1.- Il Presidente del Consiglio Notarile dei distretti […] formulò alla Commissione Regionale di Disciplina del Trentino Alto Adige, Friuli Venezia Giulia e Veneto richiesta di apertura di procedimento disciplinare contro il dr. […] per avere nel biennio 2009/2010, con elevata frequenza redatto atti di compravendita di fabbricati a uso abitazione seguiti da mutui, quasi tutti fondiari nei quali il prezzo della vendita risultava inferiore, e in alcuni casi anche in modo significativo, all’importo della somma mutuata. In particolare, il notaio […] veniva incolpato:

– della violazione dell’art. 147, lett. b, della legge notarile in relazione a quanto disposto dall’art. 31, lett. c, del codice deontologico per avere, nella sostanza, tenuto comportamenti non corretti volti a concentrare su di sè designazioni relative a gruppi riconducibili a una medesima fonte;

– della violazione dell’art. 147, lett. c, della legge notarile in relazione a quanto disposto dall’art. 14, lett. b del codice deontologico per aver conseguito una concentrazione di lavoro attraverso una modalità di svolgimento della propria funzione caratterizzata da sistematici comportamenti frettolosi o compiacenti;

– della violazione dell’art. 147, lett. b, in relazione alle seguenti norme del codice deontologico: art. 1, comma 2, secondo il quale il notaio deve svolgere con correttezza la funzione di interpretazione e di applicazione della legge in ogni manifestazione della propria attività professionale, ricercando le forme giuridiche adeguate agli interessi pubblici e privati affidati al suo ministero; art. 2, secondo il quale il notaio, anche a tutela dell’interesse generale, deve curare l’aggiornamento della propria preparazione professionale mediante l’acquisizione di specifiche conoscenze in tutte le materie giuridiche che lo riguardano; art. 42 per il quale il notaio è tenuto, in particolare, a svolgere anche nell’autenticazione delle firme delle scritture private, in modo adeguato e fattivo le seguenti attività: a) informare le parti sulle possibili conseguenze della prestazione richiesta in tutti gli aspetti della normale indagine giuridica demandatagli e consigliare professionalmente le stesse, anche con la proposizione di impostazioni autonome rispetto alla loro volontà e intenzione; b) proporre la scelta del tipo negoziale più adeguato alle decisioni assunte dalle parti, accertandone la legalità e la reciproca congruenza, svolgendo le richieste attività preparatorie e dirigendo quindi la formazione dell’atto nel modo tecnicamente più idoneo per la sua completa efficacia e per la stabilità del rapporto che ne deriva; c) dare alle parti i chiarimenti richiesti o ritenuti utili ad integrazione della lettura dell’atto per garantire ad esse il riscontro con le decisioni assunte e la consapevolezza del valore giuridicamente rilevante dell’atto, con speciale riguardo ad obblighi e garanzie particolari ed a clausole di esonero o limitative di responsabilità, nonché agli adempimenti che possono derivare dall’atto avvalendosi, per quest’ultimo aspetto, anche di separata documentazione illustrativa. La Commissione dichiarava l’insussistenza delle violazioni oggetto di contestazione, con l’eccezione della violazione dell’art. 147, lett. b, in relazione all’art. 42 del codice deontologico ed, esclusa la ricorrenza di circostanze attenuanti, infliggeva al notaio la sanzione della sospensione di un mese.

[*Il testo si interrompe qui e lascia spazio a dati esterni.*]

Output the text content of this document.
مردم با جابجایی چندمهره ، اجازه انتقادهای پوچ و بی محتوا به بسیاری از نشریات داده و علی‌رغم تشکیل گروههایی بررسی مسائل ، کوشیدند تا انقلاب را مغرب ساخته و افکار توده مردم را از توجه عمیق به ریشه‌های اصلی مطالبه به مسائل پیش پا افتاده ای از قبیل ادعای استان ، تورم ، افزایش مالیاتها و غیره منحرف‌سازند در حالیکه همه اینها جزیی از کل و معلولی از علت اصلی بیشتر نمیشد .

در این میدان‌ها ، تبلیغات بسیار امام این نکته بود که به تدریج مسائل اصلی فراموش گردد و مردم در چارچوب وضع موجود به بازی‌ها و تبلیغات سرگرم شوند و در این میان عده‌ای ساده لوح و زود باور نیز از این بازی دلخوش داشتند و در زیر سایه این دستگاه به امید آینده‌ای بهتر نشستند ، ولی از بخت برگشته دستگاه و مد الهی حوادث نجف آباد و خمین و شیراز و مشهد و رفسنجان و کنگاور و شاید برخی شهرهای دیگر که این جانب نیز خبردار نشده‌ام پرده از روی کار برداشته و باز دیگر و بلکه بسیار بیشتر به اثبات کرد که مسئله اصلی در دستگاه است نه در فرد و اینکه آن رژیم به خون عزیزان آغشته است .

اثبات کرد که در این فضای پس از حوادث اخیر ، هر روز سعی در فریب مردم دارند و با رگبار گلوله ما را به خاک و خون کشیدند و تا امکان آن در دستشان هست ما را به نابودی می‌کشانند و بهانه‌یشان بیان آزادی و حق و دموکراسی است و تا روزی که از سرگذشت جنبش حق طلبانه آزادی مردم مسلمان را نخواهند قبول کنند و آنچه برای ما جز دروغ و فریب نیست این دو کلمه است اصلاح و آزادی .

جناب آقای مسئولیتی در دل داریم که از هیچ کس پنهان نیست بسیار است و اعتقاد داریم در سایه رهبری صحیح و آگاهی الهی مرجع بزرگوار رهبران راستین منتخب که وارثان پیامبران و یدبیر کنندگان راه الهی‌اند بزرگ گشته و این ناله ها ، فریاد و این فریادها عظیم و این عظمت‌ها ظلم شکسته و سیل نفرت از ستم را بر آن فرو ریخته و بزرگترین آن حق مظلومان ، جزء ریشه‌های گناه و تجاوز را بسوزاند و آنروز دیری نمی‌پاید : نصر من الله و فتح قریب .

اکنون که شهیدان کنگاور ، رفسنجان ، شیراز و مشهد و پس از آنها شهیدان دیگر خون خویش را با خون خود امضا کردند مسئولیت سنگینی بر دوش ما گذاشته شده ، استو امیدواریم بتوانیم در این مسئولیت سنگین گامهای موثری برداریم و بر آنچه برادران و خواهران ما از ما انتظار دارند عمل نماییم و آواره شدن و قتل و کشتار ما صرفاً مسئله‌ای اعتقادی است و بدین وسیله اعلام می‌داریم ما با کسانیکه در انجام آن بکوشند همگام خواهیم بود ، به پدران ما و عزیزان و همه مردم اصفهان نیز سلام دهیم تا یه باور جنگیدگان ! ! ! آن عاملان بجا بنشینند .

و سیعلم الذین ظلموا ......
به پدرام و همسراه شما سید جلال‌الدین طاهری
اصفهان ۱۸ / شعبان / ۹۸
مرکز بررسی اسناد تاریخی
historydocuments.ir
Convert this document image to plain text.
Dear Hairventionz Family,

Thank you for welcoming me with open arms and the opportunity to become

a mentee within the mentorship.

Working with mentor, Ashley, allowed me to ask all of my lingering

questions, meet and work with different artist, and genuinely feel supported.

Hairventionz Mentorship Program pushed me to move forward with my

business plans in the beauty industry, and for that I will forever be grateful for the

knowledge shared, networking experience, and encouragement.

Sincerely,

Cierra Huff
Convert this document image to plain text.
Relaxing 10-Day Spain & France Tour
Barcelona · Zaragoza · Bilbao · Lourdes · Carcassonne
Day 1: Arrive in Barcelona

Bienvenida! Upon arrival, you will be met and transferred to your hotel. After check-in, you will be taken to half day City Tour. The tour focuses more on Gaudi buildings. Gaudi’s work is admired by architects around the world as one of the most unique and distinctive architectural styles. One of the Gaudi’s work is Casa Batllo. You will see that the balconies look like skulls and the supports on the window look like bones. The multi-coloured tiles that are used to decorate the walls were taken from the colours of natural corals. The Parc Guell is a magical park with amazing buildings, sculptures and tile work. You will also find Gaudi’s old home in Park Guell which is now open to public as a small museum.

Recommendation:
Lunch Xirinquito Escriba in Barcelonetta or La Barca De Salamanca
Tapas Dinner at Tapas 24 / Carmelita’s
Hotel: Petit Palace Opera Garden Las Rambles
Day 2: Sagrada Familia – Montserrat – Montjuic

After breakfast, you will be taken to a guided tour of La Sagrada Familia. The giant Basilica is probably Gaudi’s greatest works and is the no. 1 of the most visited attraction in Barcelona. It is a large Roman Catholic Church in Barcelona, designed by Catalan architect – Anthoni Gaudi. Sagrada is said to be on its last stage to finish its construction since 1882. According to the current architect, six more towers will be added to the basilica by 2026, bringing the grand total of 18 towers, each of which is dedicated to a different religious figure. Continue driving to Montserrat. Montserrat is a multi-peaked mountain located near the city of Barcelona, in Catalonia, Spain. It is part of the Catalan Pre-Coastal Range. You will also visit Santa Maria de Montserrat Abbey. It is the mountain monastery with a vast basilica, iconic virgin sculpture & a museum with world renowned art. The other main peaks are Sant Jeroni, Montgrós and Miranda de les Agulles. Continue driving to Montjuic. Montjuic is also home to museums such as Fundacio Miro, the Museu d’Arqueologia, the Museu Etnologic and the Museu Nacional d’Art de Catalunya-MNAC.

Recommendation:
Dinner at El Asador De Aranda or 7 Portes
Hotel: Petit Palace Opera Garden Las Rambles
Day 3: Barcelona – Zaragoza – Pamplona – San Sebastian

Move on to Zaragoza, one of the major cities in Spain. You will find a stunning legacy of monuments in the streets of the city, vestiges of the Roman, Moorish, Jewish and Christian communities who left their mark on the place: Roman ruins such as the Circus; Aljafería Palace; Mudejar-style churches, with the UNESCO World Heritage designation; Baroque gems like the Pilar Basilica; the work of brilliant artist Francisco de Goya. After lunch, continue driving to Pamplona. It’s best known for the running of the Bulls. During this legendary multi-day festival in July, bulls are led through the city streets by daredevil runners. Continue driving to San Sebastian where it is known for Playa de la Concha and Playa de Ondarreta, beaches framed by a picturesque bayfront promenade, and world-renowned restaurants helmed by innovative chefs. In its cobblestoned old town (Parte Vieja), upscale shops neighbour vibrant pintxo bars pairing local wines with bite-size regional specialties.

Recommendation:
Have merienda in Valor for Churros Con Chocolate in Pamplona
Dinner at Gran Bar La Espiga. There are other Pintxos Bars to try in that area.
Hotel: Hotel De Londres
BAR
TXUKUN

Contro tale decisione il notaio propose reclamo alla Corte di Appello di Venezia che lo rigettò, accogliendo quello incidentale relativo all’assoluzione dalla violazione di cui all’art. 14, lett. b, del codice deontologico, richiamato dall’art. 147, lett. c, della legge notarile.

Innanzitutto, secondo i Giudici, erano infondate le doglianze con le quali erano state denunciate la genericità dei capi di imputazione e la assenza di correlazione fra incolpazione e decisione, dovendo escludersi che la condanna era stata pronunciata per un fatto diverso da quello contestato.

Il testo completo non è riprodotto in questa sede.